Gemiddeld meer zaadbalkankerpatiënten bij defensie.
“We moeten deze mannen echt meer bewust maken”
Jeroen Peters, militair huisarts en brigade-arts:
“In het buitenland hangt ‘Check your balls’ wel in kleedkamers”
Wat mij opvalt, is dat in het buitenland (VS/UK), in kleedkamers van de kazernes of sportfaciliteiten altijd wel een poster hangt. ‘Check your balls monthly’, luidt de boodschap. In Nederland zie ik ze niet (meer) hangen. En dat terwijl de mannen die bij ons werken bijna allemaal tot de doelgroep behoren. In de 13 jaar dat ik dit werk doe, heb ik zo’n 225 mannen met zaadbalkanker gezien. Sommige civiele huisartsen zien het 1 keer in hun carrière. Ik ben bijvoorbeeld scherp op mannen met borstontwikkeling. Veel civiele huisartsen weten niet dat dat een signaal in de richting van zaadbalkanker kan zijn.
Daarnaast probeer ik vooral bewustwording te creëren. Check gewoon een keer in de maand die ballen, mannen. Of laat het je partner doen. Want vaak hoor ik mannen op mijn spreekuur zeggen: mijn partner heeft iets gevoeld.
De ‘Check je kiwi’s’ campagne van Stichting Zaadbalkanker sluit hier natuurlijk mooi op aan. Het was voor mij een trigger om hier werk van te maken binnen defensie met een postercampagne. Dat de boodschap van een stichting komt, maakt het extra krachtig. Want ik weet dat veel mannen die de diagnose krijgen nog nooit van zaadbalkanker hebben gehoord. Het is niet zo dat het een taboe is, maar ik wil het gesprek wel op gang brengen vóórdat iemand ermee te maken heeft. Voorlichten is stap 1, hoe je elke maand moet checken is stap 2. Daar komt een beetje discipline bij kijken, maar dat hebben deze mannen wel.”

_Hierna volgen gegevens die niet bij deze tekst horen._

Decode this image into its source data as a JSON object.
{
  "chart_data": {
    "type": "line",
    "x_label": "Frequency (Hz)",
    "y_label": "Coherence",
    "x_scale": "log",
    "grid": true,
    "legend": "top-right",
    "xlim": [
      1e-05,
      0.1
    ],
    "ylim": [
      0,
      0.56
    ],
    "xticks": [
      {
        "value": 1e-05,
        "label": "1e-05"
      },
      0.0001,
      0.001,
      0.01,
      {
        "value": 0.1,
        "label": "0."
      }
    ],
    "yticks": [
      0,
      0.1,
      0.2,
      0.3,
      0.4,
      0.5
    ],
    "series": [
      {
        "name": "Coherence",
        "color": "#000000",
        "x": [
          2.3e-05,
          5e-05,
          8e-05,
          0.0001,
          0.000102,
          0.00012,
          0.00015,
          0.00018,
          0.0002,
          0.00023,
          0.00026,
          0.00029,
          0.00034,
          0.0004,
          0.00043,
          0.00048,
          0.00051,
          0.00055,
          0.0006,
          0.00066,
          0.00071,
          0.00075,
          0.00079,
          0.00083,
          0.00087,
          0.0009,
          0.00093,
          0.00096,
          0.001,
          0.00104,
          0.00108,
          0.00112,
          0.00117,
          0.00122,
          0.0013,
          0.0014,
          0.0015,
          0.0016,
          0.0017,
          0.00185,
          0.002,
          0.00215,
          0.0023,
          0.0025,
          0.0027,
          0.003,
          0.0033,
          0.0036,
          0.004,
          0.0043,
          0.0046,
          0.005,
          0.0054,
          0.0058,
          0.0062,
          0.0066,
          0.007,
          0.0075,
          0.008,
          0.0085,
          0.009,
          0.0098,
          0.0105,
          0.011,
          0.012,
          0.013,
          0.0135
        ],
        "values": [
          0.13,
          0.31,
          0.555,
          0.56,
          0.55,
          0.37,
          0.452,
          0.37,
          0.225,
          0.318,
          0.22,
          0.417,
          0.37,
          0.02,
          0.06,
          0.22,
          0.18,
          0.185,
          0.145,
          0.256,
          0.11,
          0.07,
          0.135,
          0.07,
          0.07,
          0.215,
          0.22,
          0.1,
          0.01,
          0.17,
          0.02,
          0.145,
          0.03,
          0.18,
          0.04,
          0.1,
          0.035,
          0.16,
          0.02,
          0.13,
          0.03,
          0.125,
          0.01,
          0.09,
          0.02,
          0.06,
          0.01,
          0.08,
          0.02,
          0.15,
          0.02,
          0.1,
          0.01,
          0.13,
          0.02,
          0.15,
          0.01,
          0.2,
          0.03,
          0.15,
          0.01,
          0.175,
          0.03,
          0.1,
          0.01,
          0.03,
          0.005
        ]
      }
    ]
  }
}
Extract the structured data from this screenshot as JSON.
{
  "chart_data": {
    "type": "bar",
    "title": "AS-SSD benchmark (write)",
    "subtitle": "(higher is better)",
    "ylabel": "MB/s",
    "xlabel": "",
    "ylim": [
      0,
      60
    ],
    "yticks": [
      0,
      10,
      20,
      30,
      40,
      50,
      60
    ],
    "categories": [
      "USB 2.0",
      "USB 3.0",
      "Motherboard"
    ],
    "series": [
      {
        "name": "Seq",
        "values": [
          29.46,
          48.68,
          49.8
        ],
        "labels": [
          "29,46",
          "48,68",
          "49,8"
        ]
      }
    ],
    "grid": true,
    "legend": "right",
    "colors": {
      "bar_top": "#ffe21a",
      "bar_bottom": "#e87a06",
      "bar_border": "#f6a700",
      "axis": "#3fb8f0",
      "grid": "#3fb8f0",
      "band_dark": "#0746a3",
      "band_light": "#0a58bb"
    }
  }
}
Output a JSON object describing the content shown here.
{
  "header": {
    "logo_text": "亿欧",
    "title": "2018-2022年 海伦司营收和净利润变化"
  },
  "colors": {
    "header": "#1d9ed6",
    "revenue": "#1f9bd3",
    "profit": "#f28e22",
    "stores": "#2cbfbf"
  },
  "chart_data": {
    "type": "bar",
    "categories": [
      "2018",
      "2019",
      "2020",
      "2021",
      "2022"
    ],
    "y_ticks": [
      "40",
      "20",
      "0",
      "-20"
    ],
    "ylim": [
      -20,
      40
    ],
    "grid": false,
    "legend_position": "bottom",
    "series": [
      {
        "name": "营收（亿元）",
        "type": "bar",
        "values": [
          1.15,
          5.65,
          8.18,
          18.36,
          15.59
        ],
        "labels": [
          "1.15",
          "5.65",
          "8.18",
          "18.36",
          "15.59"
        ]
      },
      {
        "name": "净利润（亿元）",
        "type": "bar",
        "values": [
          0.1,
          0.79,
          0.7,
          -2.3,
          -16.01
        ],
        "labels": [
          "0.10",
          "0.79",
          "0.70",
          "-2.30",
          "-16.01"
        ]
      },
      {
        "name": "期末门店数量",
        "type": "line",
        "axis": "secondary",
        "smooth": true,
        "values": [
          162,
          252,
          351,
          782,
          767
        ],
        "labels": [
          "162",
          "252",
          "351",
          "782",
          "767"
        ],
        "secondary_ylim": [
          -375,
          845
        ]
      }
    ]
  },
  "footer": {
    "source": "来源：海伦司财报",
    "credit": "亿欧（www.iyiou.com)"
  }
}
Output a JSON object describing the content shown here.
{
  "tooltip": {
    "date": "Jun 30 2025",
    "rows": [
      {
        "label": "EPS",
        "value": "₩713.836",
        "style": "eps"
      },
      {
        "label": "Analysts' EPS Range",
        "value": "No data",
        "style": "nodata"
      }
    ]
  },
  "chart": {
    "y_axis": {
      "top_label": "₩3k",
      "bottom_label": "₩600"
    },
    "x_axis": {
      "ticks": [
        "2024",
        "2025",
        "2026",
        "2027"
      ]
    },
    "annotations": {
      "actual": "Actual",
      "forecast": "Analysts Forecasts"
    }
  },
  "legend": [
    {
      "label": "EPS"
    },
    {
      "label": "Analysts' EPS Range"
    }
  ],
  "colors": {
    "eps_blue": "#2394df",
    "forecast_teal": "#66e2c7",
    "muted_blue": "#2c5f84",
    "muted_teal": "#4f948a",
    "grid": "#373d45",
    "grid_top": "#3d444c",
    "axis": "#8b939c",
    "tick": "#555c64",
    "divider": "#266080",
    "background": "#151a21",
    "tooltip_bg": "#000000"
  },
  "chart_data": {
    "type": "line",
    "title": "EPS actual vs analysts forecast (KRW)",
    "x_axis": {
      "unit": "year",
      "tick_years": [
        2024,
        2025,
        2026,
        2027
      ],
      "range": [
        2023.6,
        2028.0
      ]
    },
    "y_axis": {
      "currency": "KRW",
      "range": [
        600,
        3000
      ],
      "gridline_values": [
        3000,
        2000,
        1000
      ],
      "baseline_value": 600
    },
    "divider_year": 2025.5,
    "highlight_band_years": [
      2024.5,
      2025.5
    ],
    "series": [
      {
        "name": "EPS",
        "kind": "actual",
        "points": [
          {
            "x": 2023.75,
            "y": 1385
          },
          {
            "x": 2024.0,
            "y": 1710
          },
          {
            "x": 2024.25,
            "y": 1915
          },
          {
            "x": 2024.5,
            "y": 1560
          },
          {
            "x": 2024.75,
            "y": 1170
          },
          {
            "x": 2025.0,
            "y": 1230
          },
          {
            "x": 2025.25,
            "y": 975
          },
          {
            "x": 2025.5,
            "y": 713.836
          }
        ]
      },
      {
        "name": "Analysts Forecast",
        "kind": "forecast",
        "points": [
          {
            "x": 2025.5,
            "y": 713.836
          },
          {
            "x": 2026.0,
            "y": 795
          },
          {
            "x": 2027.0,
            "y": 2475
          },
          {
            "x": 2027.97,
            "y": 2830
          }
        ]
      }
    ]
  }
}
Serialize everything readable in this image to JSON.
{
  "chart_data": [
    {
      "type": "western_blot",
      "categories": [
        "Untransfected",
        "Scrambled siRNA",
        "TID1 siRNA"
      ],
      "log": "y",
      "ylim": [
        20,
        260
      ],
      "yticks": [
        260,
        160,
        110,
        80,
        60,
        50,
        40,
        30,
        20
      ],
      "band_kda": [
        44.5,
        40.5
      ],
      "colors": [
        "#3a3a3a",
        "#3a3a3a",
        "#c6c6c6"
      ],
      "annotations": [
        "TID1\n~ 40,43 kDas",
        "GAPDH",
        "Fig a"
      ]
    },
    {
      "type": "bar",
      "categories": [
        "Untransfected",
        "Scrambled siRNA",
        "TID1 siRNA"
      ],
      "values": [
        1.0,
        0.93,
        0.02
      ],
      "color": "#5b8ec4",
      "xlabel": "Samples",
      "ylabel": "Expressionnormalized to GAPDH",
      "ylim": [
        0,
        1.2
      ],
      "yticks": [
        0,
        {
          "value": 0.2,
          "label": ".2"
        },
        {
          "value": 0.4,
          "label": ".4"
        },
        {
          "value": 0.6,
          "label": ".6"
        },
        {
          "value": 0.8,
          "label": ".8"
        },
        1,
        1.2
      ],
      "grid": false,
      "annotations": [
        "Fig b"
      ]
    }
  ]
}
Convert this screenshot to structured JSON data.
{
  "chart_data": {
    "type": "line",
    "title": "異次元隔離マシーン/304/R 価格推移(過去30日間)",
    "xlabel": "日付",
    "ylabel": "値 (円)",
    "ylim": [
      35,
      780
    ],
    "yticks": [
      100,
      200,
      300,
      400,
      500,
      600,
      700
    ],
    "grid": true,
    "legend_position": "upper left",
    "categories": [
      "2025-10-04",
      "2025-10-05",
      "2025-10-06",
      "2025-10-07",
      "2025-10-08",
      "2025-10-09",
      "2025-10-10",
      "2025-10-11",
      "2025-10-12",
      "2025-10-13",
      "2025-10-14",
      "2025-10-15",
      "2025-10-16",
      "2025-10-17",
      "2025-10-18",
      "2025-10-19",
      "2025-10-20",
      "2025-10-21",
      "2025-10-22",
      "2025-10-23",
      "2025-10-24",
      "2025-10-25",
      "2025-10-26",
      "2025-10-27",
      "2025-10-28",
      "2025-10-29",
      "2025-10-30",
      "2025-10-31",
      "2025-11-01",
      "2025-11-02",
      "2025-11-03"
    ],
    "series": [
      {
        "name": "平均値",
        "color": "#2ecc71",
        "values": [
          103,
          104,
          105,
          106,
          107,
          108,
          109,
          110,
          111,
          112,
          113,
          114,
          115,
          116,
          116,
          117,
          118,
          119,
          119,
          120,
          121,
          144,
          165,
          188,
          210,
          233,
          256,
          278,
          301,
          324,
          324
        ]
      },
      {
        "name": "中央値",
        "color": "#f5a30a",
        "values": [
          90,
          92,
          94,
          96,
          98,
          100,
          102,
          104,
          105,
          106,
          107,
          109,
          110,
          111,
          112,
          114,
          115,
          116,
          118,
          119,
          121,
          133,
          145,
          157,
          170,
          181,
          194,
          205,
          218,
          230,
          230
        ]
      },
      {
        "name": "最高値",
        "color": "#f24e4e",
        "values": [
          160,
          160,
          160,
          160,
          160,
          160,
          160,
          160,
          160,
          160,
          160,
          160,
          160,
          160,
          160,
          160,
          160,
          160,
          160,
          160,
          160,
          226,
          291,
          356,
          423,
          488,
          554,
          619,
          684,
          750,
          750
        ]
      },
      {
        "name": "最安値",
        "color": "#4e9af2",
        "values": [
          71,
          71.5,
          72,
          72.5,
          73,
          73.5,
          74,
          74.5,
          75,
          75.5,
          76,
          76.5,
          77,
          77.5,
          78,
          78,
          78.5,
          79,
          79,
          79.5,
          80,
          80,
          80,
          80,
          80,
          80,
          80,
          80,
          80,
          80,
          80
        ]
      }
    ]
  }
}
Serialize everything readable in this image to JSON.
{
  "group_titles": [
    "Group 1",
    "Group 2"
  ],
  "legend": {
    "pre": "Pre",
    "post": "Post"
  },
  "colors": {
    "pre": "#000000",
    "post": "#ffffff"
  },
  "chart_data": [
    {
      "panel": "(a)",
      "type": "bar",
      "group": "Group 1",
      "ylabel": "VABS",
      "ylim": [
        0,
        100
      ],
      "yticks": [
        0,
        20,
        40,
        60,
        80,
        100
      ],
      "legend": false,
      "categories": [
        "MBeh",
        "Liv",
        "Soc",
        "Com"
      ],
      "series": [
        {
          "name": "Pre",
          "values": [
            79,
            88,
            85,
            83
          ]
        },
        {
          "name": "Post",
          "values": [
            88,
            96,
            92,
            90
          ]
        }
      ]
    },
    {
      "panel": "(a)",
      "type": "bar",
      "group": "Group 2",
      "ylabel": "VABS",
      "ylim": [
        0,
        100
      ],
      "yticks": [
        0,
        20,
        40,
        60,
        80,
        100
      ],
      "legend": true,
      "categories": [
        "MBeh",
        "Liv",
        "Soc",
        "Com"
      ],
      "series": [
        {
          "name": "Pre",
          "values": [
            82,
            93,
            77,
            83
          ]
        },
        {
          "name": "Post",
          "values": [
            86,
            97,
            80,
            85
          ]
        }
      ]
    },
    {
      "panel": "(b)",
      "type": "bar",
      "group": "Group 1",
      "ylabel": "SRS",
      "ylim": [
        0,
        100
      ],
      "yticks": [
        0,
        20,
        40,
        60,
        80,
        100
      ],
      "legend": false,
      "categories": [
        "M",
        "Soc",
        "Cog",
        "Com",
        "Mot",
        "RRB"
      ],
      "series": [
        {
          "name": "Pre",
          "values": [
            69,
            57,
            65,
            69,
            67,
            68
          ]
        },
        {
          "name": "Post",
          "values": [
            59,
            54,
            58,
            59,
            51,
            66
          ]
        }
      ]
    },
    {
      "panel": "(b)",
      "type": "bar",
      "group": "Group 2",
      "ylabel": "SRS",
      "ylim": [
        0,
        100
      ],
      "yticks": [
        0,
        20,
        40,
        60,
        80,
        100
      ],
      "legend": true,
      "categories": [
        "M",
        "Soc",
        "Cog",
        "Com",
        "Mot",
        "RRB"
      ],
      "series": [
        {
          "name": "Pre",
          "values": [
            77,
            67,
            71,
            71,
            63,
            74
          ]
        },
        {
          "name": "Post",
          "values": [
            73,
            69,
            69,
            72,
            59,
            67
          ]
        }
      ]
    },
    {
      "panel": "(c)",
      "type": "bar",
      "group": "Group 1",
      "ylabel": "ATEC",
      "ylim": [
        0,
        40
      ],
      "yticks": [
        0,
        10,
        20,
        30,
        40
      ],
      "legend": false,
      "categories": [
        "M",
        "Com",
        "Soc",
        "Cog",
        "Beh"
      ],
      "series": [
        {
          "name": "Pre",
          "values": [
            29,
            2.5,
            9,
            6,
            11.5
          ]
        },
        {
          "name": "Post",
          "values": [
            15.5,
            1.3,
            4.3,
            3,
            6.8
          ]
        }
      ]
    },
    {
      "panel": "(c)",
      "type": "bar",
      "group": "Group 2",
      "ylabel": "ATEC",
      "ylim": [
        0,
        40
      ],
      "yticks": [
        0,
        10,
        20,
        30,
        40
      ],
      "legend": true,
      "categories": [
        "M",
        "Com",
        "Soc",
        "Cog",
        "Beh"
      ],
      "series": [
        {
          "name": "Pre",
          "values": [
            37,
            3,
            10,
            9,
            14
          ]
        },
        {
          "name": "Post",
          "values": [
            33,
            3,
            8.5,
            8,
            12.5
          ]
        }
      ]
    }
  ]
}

Bjorn Vosselman, militair en zaadbalkankerpatiënt:
“Teelbalkanker kende ik, maar checken had ik nog nooit gedaan”
De arts op de kazerne vertelde me dat het twee dingen kunnen zijn. Een waterbreuk of zaadbalkanker. Hij stuurde me direct door naar het ziekenhuis. En ik ging eigenlijk wel uit van het ergste. Teelbalkanker kende ik wel van naam, maar ik moet eerlijk toegeven: checken heb ik echt nog nooit gedaan. Het lijkt zo ver van je bed. Met collega’s heb ik het er ook nooit over gehad. Tot je het zelf hebt, dan kent opeens iedereen wel iemand met zaadbalkanker.
Ik sta er heel open in, zie wel wat er op me afkomt . Natuurlijk is het balen dat je hiermee te maken hebt, en ben je bang dat het terugkomt. Ik heb ook een kinderwens, dus dat je daar nu opeens over moet nadenken is wel heftig.
Ik kon na de operatie drie dingen doen: niets, chemo en nagenoeg onvruchtbaar worden, of 10-15 keer bestralen. Ik vond het risico van niks doen wel groot, 25-30% kans op terugkeer is aanzienlijk. Dus heb ik toch voor de chemo gekozen. Eén behandeling was in mijn geval voldoende. Die week was afzien en daarna heb ik mijn leven weer opgepakt. Ik heb me na de operatie trouwens wel een ruime week down gevoeld. En zo ben ik helemaal niet, dus ik wist dat er iets niet goed zat. Mijn testosteronwaarde was te laag. Maar inmiddels heeft mijn andere bal de aanmaak van testosteron weer opgepakt en zit ik ook veel lekkerder in mijn vel. Ik ben snel weer gaan werken en sporten. Zo doe ik alles op mijn eigen manier. Met steun van mijn ouders en broertje. Vrienden heb ik wel gevraagd of zij hun ballen wél checken. Niemand deed het, nu wel. Het zou een gewoonte moeten worden. Ik hoop dat ze dat nu beseffen. Ik in elk geval wel. En ik was er op tijd bij, dat scheelt. Ik heb ook helemaal geen tijd voor kanker, dacht ik, toen ik de diagnose kreeg. Ik ben in de bloei van mijn leven. Mensen waarschuwen mij voor een klap, waarvan ik natuurlijk hoop dat die niet gaat komen.”